Here are some of the findings.
The editorial authors also noted that the study results provide indirect evidence that active inflammation — even if subclinical or occurring in a different functional system — is connected with greater rates of retinal neurodegeneration.
The more inflammation and swelling the researchers found in the retinas of the MS patients, the more inflammation showed up in their brain MRIs.
So, optical coherence tomography appears to be a good test to monitor MS relapses, maybe better/easier/less expensive than MRI.
But some questions need to be asked-----
The retina does not have myelin. Why is the retina thinning during an MS relapse? What is happening? Why is there retinal atrophy during an MS relapse?
Dr. Dake has written about this conundrum. Why should the retina, which does not have myelin, be thinning during active MS relapses?
Friday, January 4, 2013
CCSVI doppler diagnostics presented at vascular conference
January 4, 2013 at 2:09pm
The 34th Congress of the SIAPAV (Italian Society for Angiology and Vascular Medicine) http://www.siapav.it had an extensive review session of CCSVI diagnostics.

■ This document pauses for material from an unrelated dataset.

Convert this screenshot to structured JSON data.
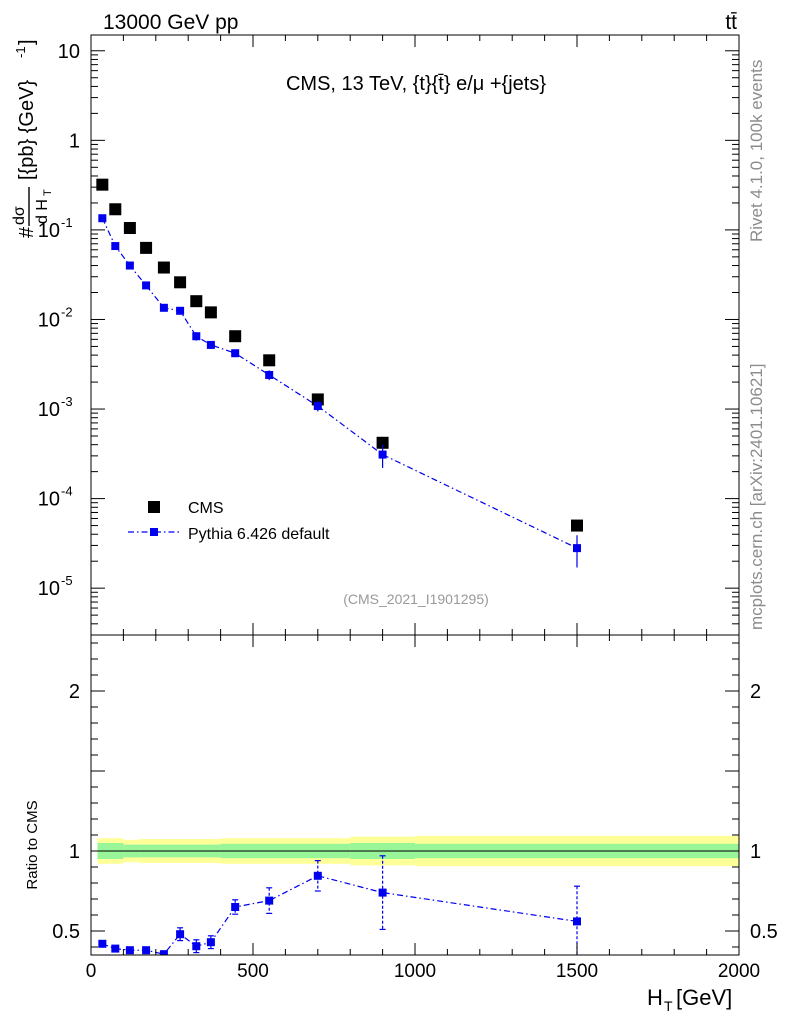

There were three lectures presented by specialists in doppler ultrasound for CCSVI. All of these specialists agree that CCSVI exists, it creates a delay of cerebral blood flow, hypoperfusion, and cerebral lesions, and there are very specific tests to measure this process.

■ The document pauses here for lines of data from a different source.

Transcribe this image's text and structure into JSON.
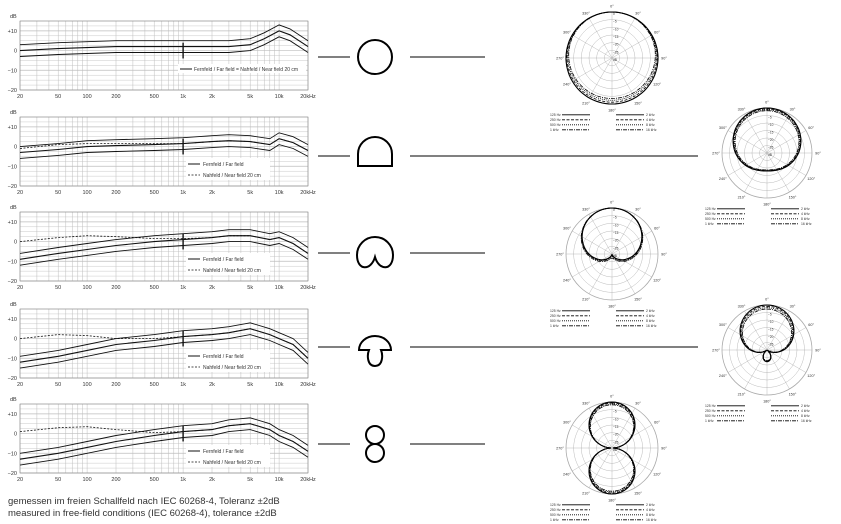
{
  "chart_data": [
    {
      "type": "line",
      "ylabel": "dB",
      "x_ticks": [
        "20",
        "50",
        "100",
        "200",
        "500",
        "1k",
        "2k",
        "5k",
        "10k",
        "20kHz"
      ],
      "y_ticks": [
        "+10",
        "0",
        "−10",
        "−20"
      ],
      "ylim": [
        -20,
        15
      ],
      "xlim_hz": [
        20,
        20000
      ],
      "legend": [
        "Fernfeld / Far field = Nahfeld / Near field 20 cm"
      ],
      "series": [
        {
          "style": "solid",
          "x": [
            20,
            50,
            100,
            200,
            500,
            1000,
            2000,
            3000,
            5000,
            7000,
            10000,
            13000,
            20000
          ],
          "y": [
            0,
            1,
            1.5,
            2,
            2,
            2,
            2,
            2,
            3,
            6,
            10,
            8,
            2
          ]
        }
      ],
      "pattern": "omnidirectional"
    },
    {
      "type": "line",
      "ylabel": "dB",
      "x_ticks": [
        "20",
        "50",
        "100",
        "200",
        "500",
        "1k",
        "2k",
        "5k",
        "10k",
        "20kHz"
      ],
      "y_ticks": [
        "+10",
        "0",
        "−10",
        "−20"
      ],
      "ylim": [
        -20,
        15
      ],
      "xlim_hz": [
        20,
        20000
      ],
      "legend": [
        "Fernfeld / Far field",
        "Nahfeld / Near field 20 cm"
      ],
      "series": [
        {
          "name": "Fernfeld / Far field",
          "style": "solid",
          "x": [
            20,
            50,
            100,
            200,
            500,
            1000,
            2000,
            3000,
            5000,
            8000,
            10000,
            14000,
            20000
          ],
          "y": [
            -3,
            -1.5,
            0,
            0.5,
            1,
            1.5,
            2.5,
            3,
            2.5,
            1,
            4,
            2,
            -2
          ]
        },
        {
          "name": "Nahfeld / Near field 20 cm",
          "style": "dashed",
          "x": [
            20,
            50,
            100,
            200,
            500,
            1000,
            2000,
            3000,
            5000,
            8000,
            10000,
            14000,
            20000
          ],
          "y": [
            -1,
            1,
            1.5,
            1.5,
            1.5,
            1.5,
            2.5,
            3,
            2.5,
            1,
            4,
            2,
            -2
          ]
        }
      ],
      "pattern": "wide-cardioid"
    },
    {
      "type": "line",
      "ylabel": "dB",
      "x_ticks": [
        "20",
        "50",
        "100",
        "200",
        "500",
        "1k",
        "2k",
        "5k",
        "10k",
        "20kHz"
      ],
      "y_ticks": [
        "+10",
        "0",
        "−10",
        "−20"
      ],
      "ylim": [
        -20,
        15
      ],
      "xlim_hz": [
        20,
        20000
      ],
      "legend": [
        "Fernfeld / Far field",
        "Nahfeld / Near field 20 cm"
      ],
      "series": [
        {
          "name": "Fernfeld / Far field",
          "style": "solid",
          "x": [
            20,
            50,
            100,
            200,
            500,
            1000,
            2000,
            3000,
            5000,
            8000,
            10000,
            14000,
            20000
          ],
          "y": [
            -9,
            -6,
            -4,
            -2,
            0,
            1,
            2,
            3,
            3,
            1,
            2,
            -1,
            -6
          ]
        },
        {
          "name": "Nahfeld / Near field 20 cm",
          "style": "dashed",
          "x": [
            20,
            50,
            100,
            200,
            500,
            1000,
            2000,
            3000,
            5000,
            8000,
            10000,
            14000,
            20000
          ],
          "y": [
            0,
            2,
            3,
            2.5,
            1.5,
            1.5,
            2,
            3,
            3,
            1,
            2,
            -1,
            -6
          ]
        }
      ],
      "pattern": "cardioid"
    },
    {
      "type": "line",
      "ylabel": "dB",
      "x_ticks": [
        "20",
        "50",
        "100",
        "200",
        "500",
        "1k",
        "2k",
        "5k",
        "10k",
        "20kHz"
      ],
      "y_ticks": [
        "+10",
        "0",
        "−10",
        "−20"
      ],
      "ylim": [
        -20,
        15
      ],
      "xlim_hz": [
        20,
        20000
      ],
      "legend": [
        "Fernfeld / Far field",
        "Nahfeld / Near field 20 cm"
      ],
      "series": [
        {
          "name": "Fernfeld / Far field",
          "style": "solid",
          "x": [
            20,
            50,
            100,
            200,
            500,
            1000,
            2000,
            3000,
            5000,
            8000,
            10000,
            14000,
            20000
          ],
          "y": [
            -12,
            -9,
            -6,
            -3,
            -1,
            1,
            2,
            3,
            5,
            2,
            0,
            -3,
            -10
          ]
        },
        {
          "name": "Nahfeld / Near field 20 cm",
          "style": "dashed",
          "x": [
            20,
            50,
            100,
            200,
            500,
            1000,
            2000,
            3000,
            5000,
            8000,
            10000,
            14000,
            20000
          ],
          "y": [
            0,
            2,
            1.5,
            0,
            0,
            1,
            2,
            3,
            5,
            2,
            0,
            -3,
            -10
          ]
        }
      ],
      "pattern": "supercardioid"
    },
    {
      "type": "line",
      "ylabel": "dB",
      "x_ticks": [
        "20",
        "50",
        "100",
        "200",
        "500",
        "1k",
        "2k",
        "5k",
        "10k",
        "20kHz"
      ],
      "y_ticks": [
        "+10",
        "0",
        "−10",
        "−20"
      ],
      "ylim": [
        -20,
        15
      ],
      "xlim_hz": [
        20,
        20000
      ],
      "legend": [
        "Fernfeld / Far field",
        "Nahfeld / Near field 20 cm"
      ],
      "series": [
        {
          "name": "Fernfeld / Far field",
          "style": "solid",
          "x": [
            20,
            50,
            100,
            200,
            500,
            1000,
            2000,
            3000,
            5000,
            8000,
            10000,
            14000,
            20000
          ],
          "y": [
            -13,
            -10,
            -7,
            -4,
            -1,
            1,
            2,
            4,
            5,
            2,
            -1,
            -4,
            -9
          ]
        },
        {
          "name": "Nahfeld / Near field 20 cm",
          "style": "dashed",
          "x": [
            20,
            50,
            100,
            200,
            500,
            1000,
            2000,
            3000,
            5000,
            8000,
            10000,
            14000,
            20000
          ],
          "y": [
            1,
            3,
            3.5,
            2,
            0.5,
            1,
            2,
            4,
            5,
            2,
            -1,
            -4,
            -9
          ]
        }
      ],
      "pattern": "figure-8"
    }
  ],
  "polar_plots": [
    {
      "pattern": "omnidirectional",
      "angle_labels": [
        "0°",
        "90°",
        "180°",
        "270°",
        "30°",
        "60°",
        "120°",
        "150°",
        "210°",
        "240°",
        "300°",
        "330°"
      ],
      "rings_db": [
        "0",
        "−5",
        "−10",
        "−15",
        "−20",
        "−25",
        "dB"
      ],
      "legend": [
        "125 Hz",
        "250 Hz",
        "500 Hz",
        "1 kHz",
        "2 kHz",
        "4 kHz",
        "8 kHz",
        "16 kHz"
      ]
    },
    {
      "pattern": "wide-cardioid",
      "angle_labels": [
        "0°",
        "90°",
        "180°",
        "270°",
        "30°",
        "60°",
        "120°",
        "150°",
        "210°",
        "240°",
        "300°",
        "330°"
      ],
      "rings_db": [
        "0",
        "−5",
        "−10",
        "−15",
        "−20",
        "−25",
        "dB"
      ],
      "legend": [
        "125 Hz",
        "250 Hz",
        "500 Hz",
        "1 kHz",
        "2 kHz",
        "4 kHz",
        "8 kHz",
        "16 kHz"
      ]
    },
    {
      "pattern": "cardioid",
      "angle_labels": [
        "0°",
        "90°",
        "180°",
        "270°",
        "30°",
        "60°",
        "120°",
        "150°",
        "210°",
        "240°",
        "300°",
        "330°"
      ],
      "rings_db": [
        "0",
        "−5",
        "−10",
        "−15",
        "−20",
        "−25",
        "dB"
      ],
      "legend": [
        "125 Hz",
        "250 Hz",
        "500 Hz",
        "1 kHz",
        "2 kHz",
        "4 kHz",
        "8 kHz",
        "16 kHz"
      ]
    },
    {
      "pattern": "supercardioid",
      "angle_labels": [
        "0°",
        "90°",
        "180°",
        "270°",
        "30°",
        "60°",
        "120°",
        "150°",
        "210°",
        "240°",
        "300°",
        "330°"
      ],
      "rings_db": [
        "0",
        "−5",
        "−10",
        "−15",
        "−20",
        "−25",
        "dB"
      ],
      "legend": [
        "125 Hz",
        "250 Hz",
        "500 Hz",
        "1 kHz",
        "2 kHz",
        "4 kHz",
        "8 kHz",
        "16 kHz"
      ]
    },
    {
      "pattern": "figure-8",
      "angle_labels": [
        "0°",
        "90°",
        "180°",
        "270°",
        "30°",
        "60°",
        "120°",
        "150°",
        "210°",
        "240°",
        "300°",
        "330°"
      ],
      "rings_db": [
        "0",
        "−5",
        "−10",
        "−15",
        "−20",
        "−25",
        "dB"
      ],
      "legend": [
        "125 Hz",
        "250 Hz",
        "500 Hz",
        "1 kHz",
        "2 kHz",
        "4 kHz",
        "8 kHz",
        "16 kHz"
      ]
    }
  ],
  "footnote": {
    "line1": "gemessen im freien Schallfeld nach IEC 60268-4, Toleranz ±2dB",
    "line2": "measured in free-field conditions (IEC 60268-4), tolerance ±2dB"
  },
  "colors": {
    "line": "#111111",
    "grid": "#bdbdbd",
    "text": "#333333"
  }
}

The specialists also stated that operators who are finding between 0-50% of CCSVI in people with MS are NOT utilizing correct doppler technique. They stated that the SAME problem happened 35 years ago, when technicians began analysing the carotid arteries. There is a very specific protocol that must be followed, or the results are inaccurate. A lack of knowledge of the venous return system from the brain is part of this problem.
The fact that neurologists continue to ignore this clarion call from vascular specialists, and proceed with badly designed studies, is disturbing. There have been millions of dollars of wasted money and years of wasted time, pursuing studies that are of no value.

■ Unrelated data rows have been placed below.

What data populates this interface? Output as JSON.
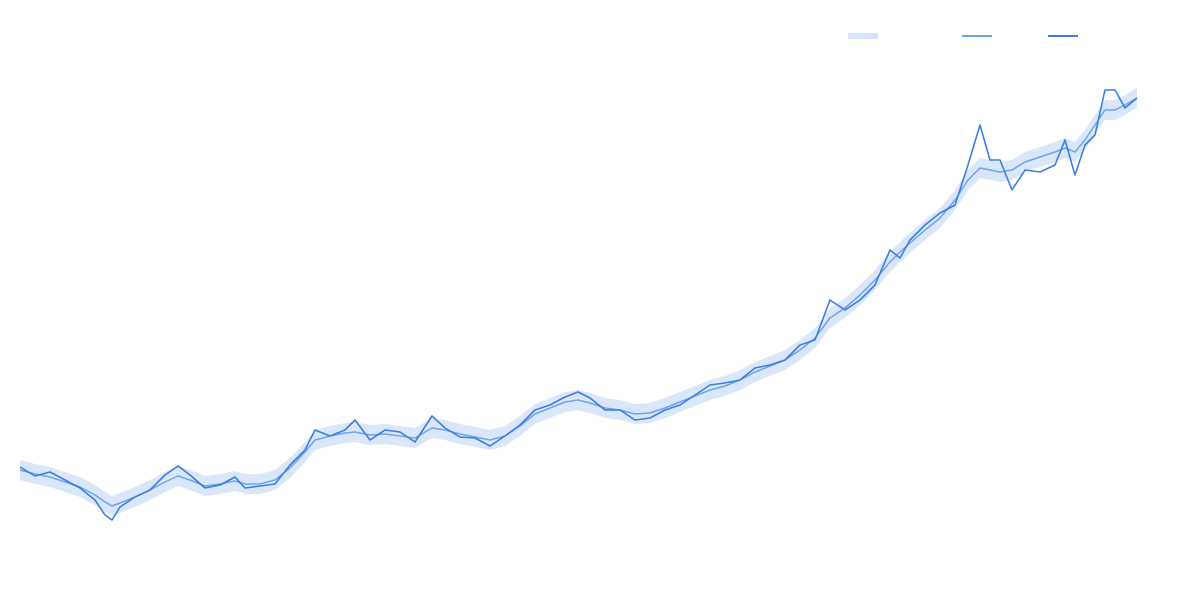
{
  "chart_data": {
    "type": "band-line",
    "x": [
      0,
      15,
      30,
      45,
      60,
      75,
      85,
      92,
      100,
      115,
      130,
      145,
      158,
      170,
      185,
      200,
      215,
      225,
      240,
      255,
      270,
      285,
      295,
      310,
      325,
      335,
      350,
      365,
      380,
      395,
      412,
      425,
      440,
      455,
      470,
      485,
      500,
      515,
      530,
      545,
      558,
      570,
      585,
      600,
      615,
      630,
      645,
      660,
      675,
      690,
      705,
      720,
      735,
      750,
      765,
      780,
      795,
      810,
      825,
      840,
      855,
      870,
      880,
      890,
      905,
      920,
      935,
      948,
      960,
      970,
      980,
      992,
      1005,
      1020,
      1035,
      1045,
      1055,
      1065,
      1075,
      1085,
      1095,
      1105,
      1117
    ],
    "xlim": [
      0,
      1117
    ],
    "ylim": [
      0,
      100
    ],
    "series": [
      {
        "color": "#d6e4fb",
        "lower": [
          16,
          15.2,
          14.6,
          13.6,
          12.6,
          11,
          9.6,
          8.8,
          9.4,
          10.6,
          12,
          13.6,
          14.8,
          14,
          12.8,
          13.2,
          13.8,
          13.2,
          13.2,
          14,
          16.4,
          19.6,
          22,
          22.8,
          23.4,
          23.6,
          23,
          23.2,
          22.8,
          22.4,
          24.4,
          24,
          23.2,
          22.6,
          22,
          22.8,
          24.8,
          27.2,
          28.4,
          29.6,
          30,
          29.4,
          28.4,
          28,
          27.2,
          27.4,
          28.4,
          29.6,
          30.8,
          32,
          32.8,
          34,
          35.6,
          36.8,
          38,
          40,
          42.4,
          46.4,
          48.4,
          51,
          54,
          57.6,
          59.6,
          61.4,
          64,
          66.4,
          70,
          74,
          76.4,
          76,
          75.6,
          76,
          77.6,
          78.6,
          79.6,
          80.4,
          79.6,
          82,
          85,
          88,
          88,
          89,
          90.4
        ],
        "upper": [
          20,
          19.2,
          18.6,
          17.6,
          16.6,
          15,
          13.6,
          12.8,
          13.4,
          14.6,
          16,
          17.6,
          18.8,
          18,
          16.8,
          17.2,
          17.8,
          17.2,
          17.2,
          18,
          20.4,
          23.6,
          26,
          26.8,
          27.4,
          27.6,
          27,
          27.2,
          26.8,
          26.4,
          28.4,
          28,
          27.2,
          26.6,
          26,
          26.8,
          28.8,
          31.2,
          32.4,
          33.6,
          34,
          33.4,
          32.4,
          32,
          31.2,
          31.4,
          32.4,
          33.6,
          34.8,
          36,
          36.8,
          38,
          39.6,
          40.8,
          42,
          44,
          46.4,
          50.4,
          52.4,
          55,
          58,
          61.6,
          63.6,
          65.4,
          68,
          70.4,
          74,
          78,
          80.4,
          80,
          79.6,
          80,
          81.6,
          82.6,
          83.6,
          84.4,
          83.6,
          86,
          89,
          92,
          92,
          93,
          94.4
        ]
      },
      {
        "color": "#6fa3ee",
        "values": [
          18,
          17.2,
          16.6,
          15.6,
          14.6,
          13,
          11.6,
          10.8,
          11.4,
          12.6,
          14,
          15.6,
          16.8,
          16,
          14.8,
          15.2,
          15.8,
          15.2,
          15.2,
          16,
          18.4,
          21.6,
          24,
          24.8,
          25.4,
          25.6,
          25,
          25.2,
          24.8,
          24.4,
          26.4,
          26,
          25.2,
          24.6,
          24,
          24.8,
          26.8,
          29.2,
          30.4,
          31.6,
          32,
          31.4,
          30.4,
          30,
          29.2,
          29.4,
          30.4,
          31.6,
          32.8,
          34,
          34.8,
          36,
          37.6,
          38.8,
          40,
          42,
          44.4,
          48.4,
          50.4,
          53,
          56,
          59.6,
          61.6,
          63.4,
          66,
          68.4,
          72,
          76,
          78.4,
          78,
          77.6,
          78,
          79.6,
          80.6,
          81.6,
          82.4,
          81.6,
          84,
          87,
          90,
          90,
          91,
          92.4
        ]
      },
      {
        "color": "#3c7fe0",
        "values": [
          18.6,
          16.8,
          17.6,
          16,
          14.4,
          12,
          9,
          8,
          10.6,
          12.6,
          14,
          17,
          18.8,
          17,
          14.4,
          15,
          16.6,
          14.4,
          14.8,
          15.2,
          19,
          22,
          26,
          24.8,
          26,
          28,
          24,
          26,
          25.6,
          23.6,
          28.8,
          26.4,
          24.6,
          24.4,
          22.8,
          24.8,
          27,
          30,
          31,
          32.6,
          33.6,
          32.4,
          30,
          30,
          28,
          28.4,
          30,
          31,
          33,
          35,
          35.4,
          36,
          38.4,
          39,
          40,
          43,
          44,
          52,
          50,
          52,
          55,
          62,
          60.4,
          64,
          67,
          69.4,
          71,
          79,
          87,
          80,
          80,
          74,
          78,
          77.6,
          79,
          84,
          77,
          83,
          85,
          94,
          94,
          90.4,
          92.4
        ]
      }
    ]
  }
}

Below is the very specific review from this conference.
It is translated by google translate from Italian, and because if this, is not perfect. But BNAC offers training for American doppler technicians, based on this protocol. BNAC is the only center with a published US study that has worked with the experts in this doppler protocol. None of the NMSS funded researcher utilized the complete and correct protocol.
Refresher Course of the 34th Congress SIAPAV dedicated to CCSVI has provided an extensive updating on the diagnosis of chronic cerebrospinal venous insufficiency. The report that follows is intended as a reference for those interested in the clinical picture characterized by hemodynamic abnormalities and / or abnormalities of the refluxing veins from the Central Nervous System.
Three lectures were devoted to the physiology and pathophysiology of cerebral venous return (M. Mancini, Naples), which is essential for understanding the clinical phenomena, paintings echo-color-Doppler normal and pathological (G. Cacciaguerra, Catania), prerequisite for obtaining a correct diagnosis, limiting as much as possible the false negative and false positive and, finally, to the diagnostic protocol with the main criteria and / or accessories must be based on which the diagnosis (G. Arpaia, Vimercate).
Mancini has outlined the salient features of venous hemodynamics in the brain, illustrating the intracranial circulation time measured with echo contrast (landmarks carotid artery, jugular vein and thyroid) that are significantly delayed in CCSVI. From the point of view the speaker presented the map of cerebral perfusion and the prevalence of MS plaques in the hypoperfused areas in the form of clinical progressive MS, while the prevalence in areas hypoperfused would be greater in relapsing-remitting clinical form. This could explain the greater effectiveness of the correction hemodynamics in relapsing-remitting MS, compared to progressive MS.